So whenever I leave my computer on idle for a few minutes, something starts writing to my hard drive. It’s the only 4TB hard drive I have, everything else is an SSD.
Whenever I move the mouse, it stops. I left Task Manager open and saw that the disk usage was 100% and read and write speeds are in the 50MBps rate.
I’ve run complete anti-virus scans, tried to see what process is accessing and I don’t see anything that stands out particularly. Maybe it’s the disk defragmentor?
Anyone else have this experience? The only reason I know is because my HDD is loud and I can hear it writing when it’s idle.
But you can check the system monitor (leave it open and don’t move mouse! ) to see what program is causing network or disk I/O. Task Manager sadly has too little information about single processes and is more of an overview than a diagnostics tool.
If you really want to track down what process is generating the disk activity you can use Resource Monitor as @Exard3k suggested. Choose the Disk tab and then sort the Disk Activity pane by “Total (B/sec)” so you’ll see the most active process on top. Also expand both the ‘Image’ and ‘File’ columns as you will probably need both of them to make sense of what the process is actually doing.
There are 2 services that I disable on any windows install.
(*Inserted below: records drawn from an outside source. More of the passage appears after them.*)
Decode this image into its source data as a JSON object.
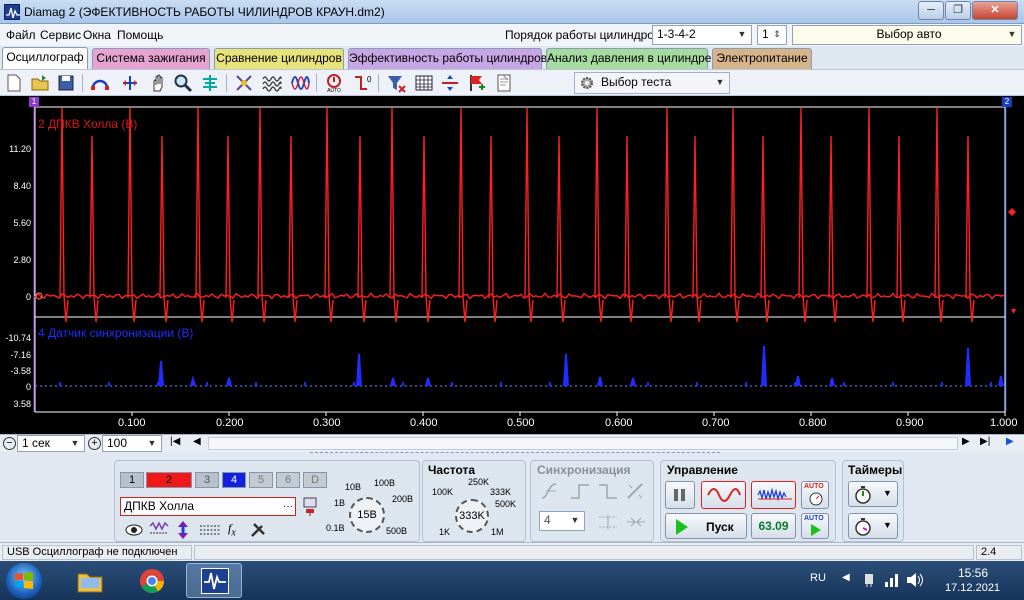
{
  "window": {
    "title": "Diamag 2 (ЭФЕКТИВНОСТЬ РАБОТЫ ЧИЛИНДРОВ КРАУН.dm2)",
    "minimize": "─",
    "maximize": "❐",
    "close": "✕"
  },
  "menu": {
    "items": [
      "Файл",
      "Сервис",
      "Окна",
      "Помощь"
    ]
  },
  "cylinder_order": {
    "label": "Порядок работы цилиндров",
    "value": "1-3-4-2",
    "first_cylinder": "1",
    "car_select": "Выбор авто"
  },
  "tabs": [
    {
      "label": "Осциллограф",
      "color": "#ffffff",
      "active": true
    },
    {
      "label": "Система зажигания",
      "color": "#e6a2d0"
    },
    {
      "label": "Сравнение цилиндров",
      "color": "#e7e27a"
    },
    {
      "label": "Эффективность работы цилиндров",
      "color": "#c8a6e6"
    },
    {
      "label": "Анализ давления в цилиндре",
      "color": "#a6dba0"
    },
    {
      "label": "Электропитание",
      "color": "#d6b48a"
    }
  ],
  "toolbar": {
    "icons": [
      "new-file-icon",
      "open-folder-icon",
      "save-icon",
      "arc-tool-icon",
      "scale-tool-icon",
      "hand-tool-icon",
      "zoom-icon",
      "cursor-measure-icon",
      "auto-fit-icon",
      "spectrum-icon",
      "lissajous-icon",
      "auto-scale-icon",
      "reset-zero-icon",
      "filter-icon",
      "grid-icon",
      "split-icon",
      "marker-flag-icon",
      "notes-icon"
    ],
    "test_select": "Выбор теста"
  },
  "scope": {
    "channel1": {
      "name": "2 ДПКВ Холла (В)",
      "color": "#ff2020",
      "y_ticks": [
        "11.20",
        "8.40",
        "5.60",
        "2.80",
        "0"
      ]
    },
    "channel2": {
      "name": "4 Датчик синхронизации (В)",
      "color": "#1f2dff",
      "y_ticks": [
        "-10.74",
        "-7.16",
        "-3.58",
        "0",
        "3.58"
      ]
    },
    "x_ticks": [
      "0.100",
      "0.200",
      "0.300",
      "0.400",
      "0.500",
      "0.600",
      "0.700",
      "0.800",
      "0.900",
      "1.000"
    ],
    "cursor_left": "1",
    "cursor_right": "2"
  },
  "timebar": {
    "period": "1 сек",
    "zoom": "100"
  },
  "channels_panel": {
    "buttons": [
      "1",
      "2",
      "3",
      "4",
      "5",
      "6",
      "D"
    ],
    "selected_signal": "ДПКВ Холла",
    "volt_dial": {
      "value": "15В",
      "labels": [
        "10В",
        "100В",
        "1В",
        "200В",
        "0.1В",
        "500В"
      ]
    }
  },
  "frequency_panel": {
    "title": "Частота",
    "value": "333K",
    "labels": [
      "250K",
      "100K",
      "333K",
      "500K",
      "1K",
      "1M"
    ]
  },
  "sync_panel": {
    "title": "Синхронизация",
    "value": "4"
  },
  "control_panel": {
    "title": "Управление",
    "start": "Пуск",
    "readout": "63.09",
    "auto1": "AUTO",
    "auto2": "AUTO"
  },
  "timers_panel": {
    "title": "Таймеры"
  },
  "status": {
    "message": "USB Осциллограф не подключен",
    "version": "2.4"
  },
  "taskbar": {
    "lang": "RU",
    "time": "15:56",
    "date": "17.12.2021"
  }
}
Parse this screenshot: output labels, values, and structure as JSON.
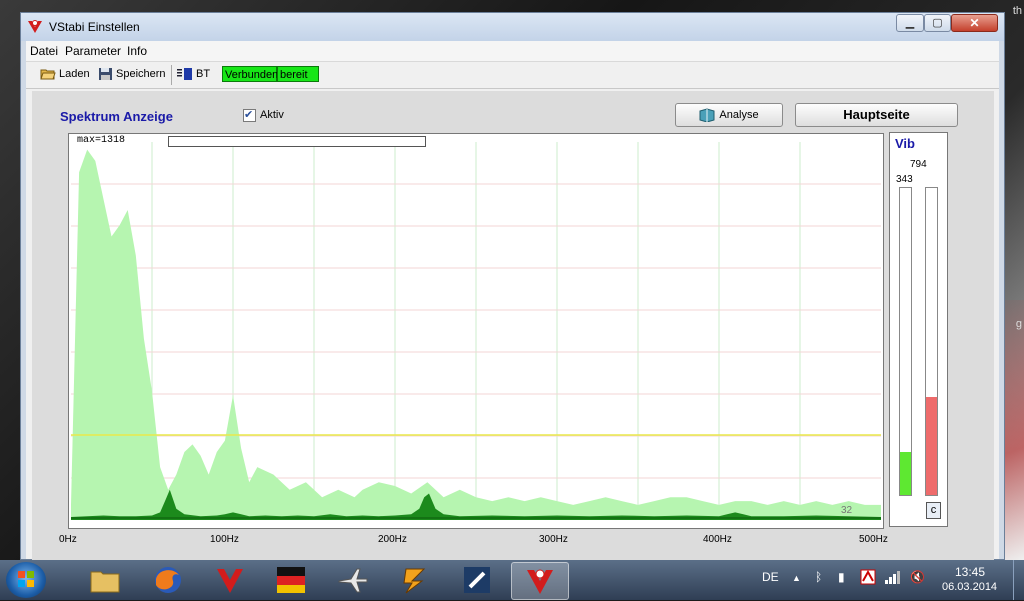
{
  "window": {
    "title": "VStabi Einstellen"
  },
  "menu": [
    "Datei",
    "Parameter",
    "Info"
  ],
  "toolbar": {
    "load": "Laden",
    "save": "Speichern",
    "bt": "BT",
    "status_connected": "Verbunden",
    "status_ready": "bereit"
  },
  "panel": {
    "title": "Spektrum Anzeige",
    "aktiv_label": "Aktiv",
    "aktiv_checked": true,
    "analyse_label": "Analyse",
    "hauptseite_label": "Hauptseite"
  },
  "chart_data": {
    "type": "area",
    "max_label": "max=1318",
    "corner_value": "32",
    "xlim": [
      0,
      500
    ],
    "x_ticks": [
      "0Hz",
      "100Hz",
      "200Hz",
      "300Hz",
      "400Hz",
      "500Hz"
    ],
    "threshold_frac": 0.225,
    "series": [
      {
        "color": "#b6f5b0",
        "x": [
          0,
          5,
          10,
          15,
          20,
          25,
          30,
          35,
          40,
          45,
          50,
          55,
          60,
          65,
          70,
          75,
          80,
          85,
          90,
          95,
          100,
          105,
          110,
          115,
          120,
          125,
          130,
          135,
          140,
          145,
          150,
          155,
          160,
          165,
          170,
          175,
          180,
          185,
          190,
          200,
          210,
          220,
          230,
          240,
          250,
          260,
          270,
          280,
          290,
          300,
          310,
          320,
          330,
          340,
          350,
          360,
          370,
          380,
          390,
          400,
          410,
          420,
          430,
          440,
          450,
          460,
          470,
          480,
          490,
          500
        ],
        "y": [
          0.04,
          0.92,
          0.98,
          0.95,
          0.85,
          0.75,
          0.78,
          0.82,
          0.7,
          0.48,
          0.34,
          0.14,
          0.08,
          0.12,
          0.18,
          0.2,
          0.17,
          0.12,
          0.18,
          0.21,
          0.33,
          0.19,
          0.1,
          0.14,
          0.13,
          0.12,
          0.1,
          0.08,
          0.09,
          0.1,
          0.08,
          0.06,
          0.07,
          0.08,
          0.07,
          0.06,
          0.08,
          0.09,
          0.1,
          0.09,
          0.07,
          0.1,
          0.06,
          0.08,
          0.06,
          0.05,
          0.06,
          0.05,
          0.06,
          0.05,
          0.04,
          0.05,
          0.06,
          0.05,
          0.04,
          0.05,
          0.06,
          0.06,
          0.05,
          0.04,
          0.05,
          0.05,
          0.04,
          0.05,
          0.04,
          0.05,
          0.04,
          0.05,
          0.04,
          0.04
        ]
      },
      {
        "color": "#1c8a1c",
        "x": [
          0,
          10,
          20,
          30,
          40,
          50,
          55,
          58,
          61,
          65,
          70,
          80,
          90,
          95,
          100,
          105,
          110,
          120,
          130,
          140,
          150,
          160,
          170,
          180,
          190,
          200,
          210,
          215,
          218,
          221,
          225,
          230,
          240,
          260,
          280,
          300,
          320,
          340,
          360,
          380,
          400,
          405,
          410,
          415,
          420,
          440,
          460,
          480,
          500
        ],
        "y": [
          0.008,
          0.01,
          0.012,
          0.01,
          0.01,
          0.012,
          0.02,
          0.05,
          0.08,
          0.03,
          0.015,
          0.01,
          0.012,
          0.015,
          0.02,
          0.015,
          0.01,
          0.012,
          0.01,
          0.012,
          0.01,
          0.015,
          0.01,
          0.012,
          0.01,
          0.012,
          0.015,
          0.03,
          0.06,
          0.07,
          0.03,
          0.015,
          0.01,
          0.012,
          0.01,
          0.012,
          0.01,
          0.012,
          0.01,
          0.012,
          0.01,
          0.015,
          0.02,
          0.015,
          0.01,
          0.01,
          0.012,
          0.01,
          0.008
        ]
      }
    ]
  },
  "vib": {
    "title": "Vib",
    "value_right": "794",
    "value_left": "343",
    "left_fill_frac": 0.14,
    "right_fill_frac": 0.32,
    "left_color": "#5ee831",
    "right_color": "#ee6b6b",
    "reset_label": "c"
  },
  "taskbar": {
    "language": "DE",
    "time": "13:45",
    "date": "06.03.2014"
  }
}
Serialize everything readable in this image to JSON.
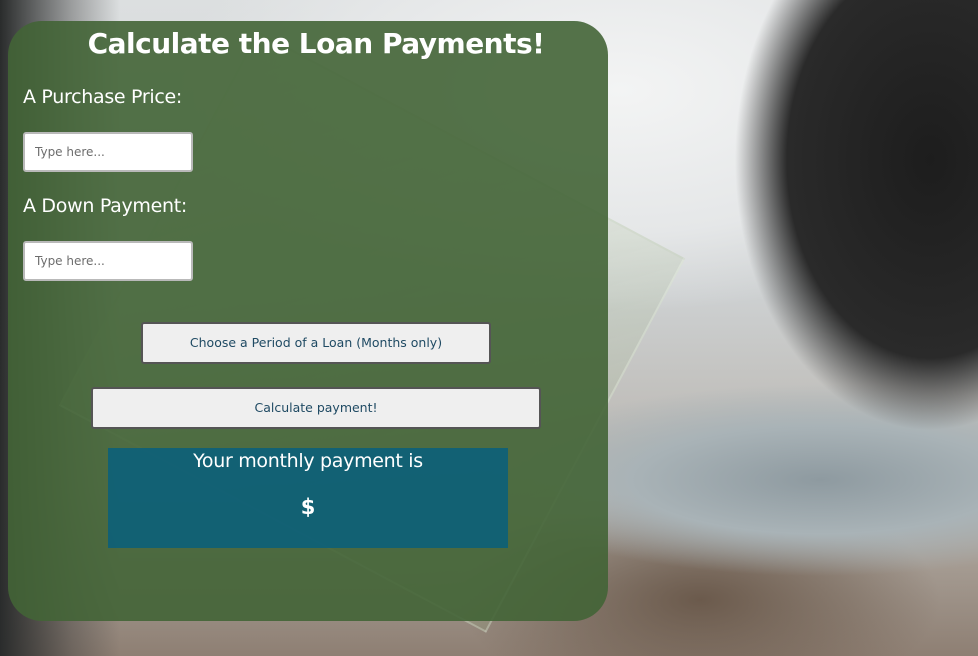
{
  "page": {
    "title": "Calculate the Loan Payments!"
  },
  "form": {
    "purchase_price_label": "A Purchase Price:",
    "purchase_price_placeholder": "Type here...",
    "purchase_price_value": "",
    "down_payment_label": "A Down Payment:",
    "down_payment_placeholder": "Type here...",
    "down_payment_value": "",
    "period_button_label": "Choose a Period of a Loan (Months only)",
    "calculate_button_label": "Calculate payment!"
  },
  "result": {
    "text": "Your monthly payment is",
    "value": "$"
  },
  "colors": {
    "card_bg": "#426436",
    "result_bg": "#085f7d",
    "button_text": "#1f4a63"
  }
}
SYSMAIN and “Connected User Experience and Telemetry”. Both of those will peg a HDD at 100% for no reason and neither are required to run Windows properly.
go here download the suite and run diskmon it will tell you which files are being read and written to.
this is a good little toolbox for monitoring most things on your system. so check em out
Did you find a solution?
I installed a new SDD as C: and moved my HDD to F: and haven’t touched the HDD since the change.
Every now and then something reads/writes the HDD noisily.
I’ve turned Defender and telemetry off and limited indexing to C: programs
Paging (swapfile) is to the SSD.
I have no scheduled defrag.
While the HDD was being aggressively read, I opened perfmon /res to monitor which processes were using the drive. Answer: Not one.
So Windows has a process which reads a drive without logging it.
Reason I went to SSD was because my son opened a Microsoft account to play Sea of Thieves and when I switched back to local account, the PC started taking 5-7 minutes of sitting silently during the logon screen.
Which made me wonder if it was trying to connect to Microsoft even though I was on local.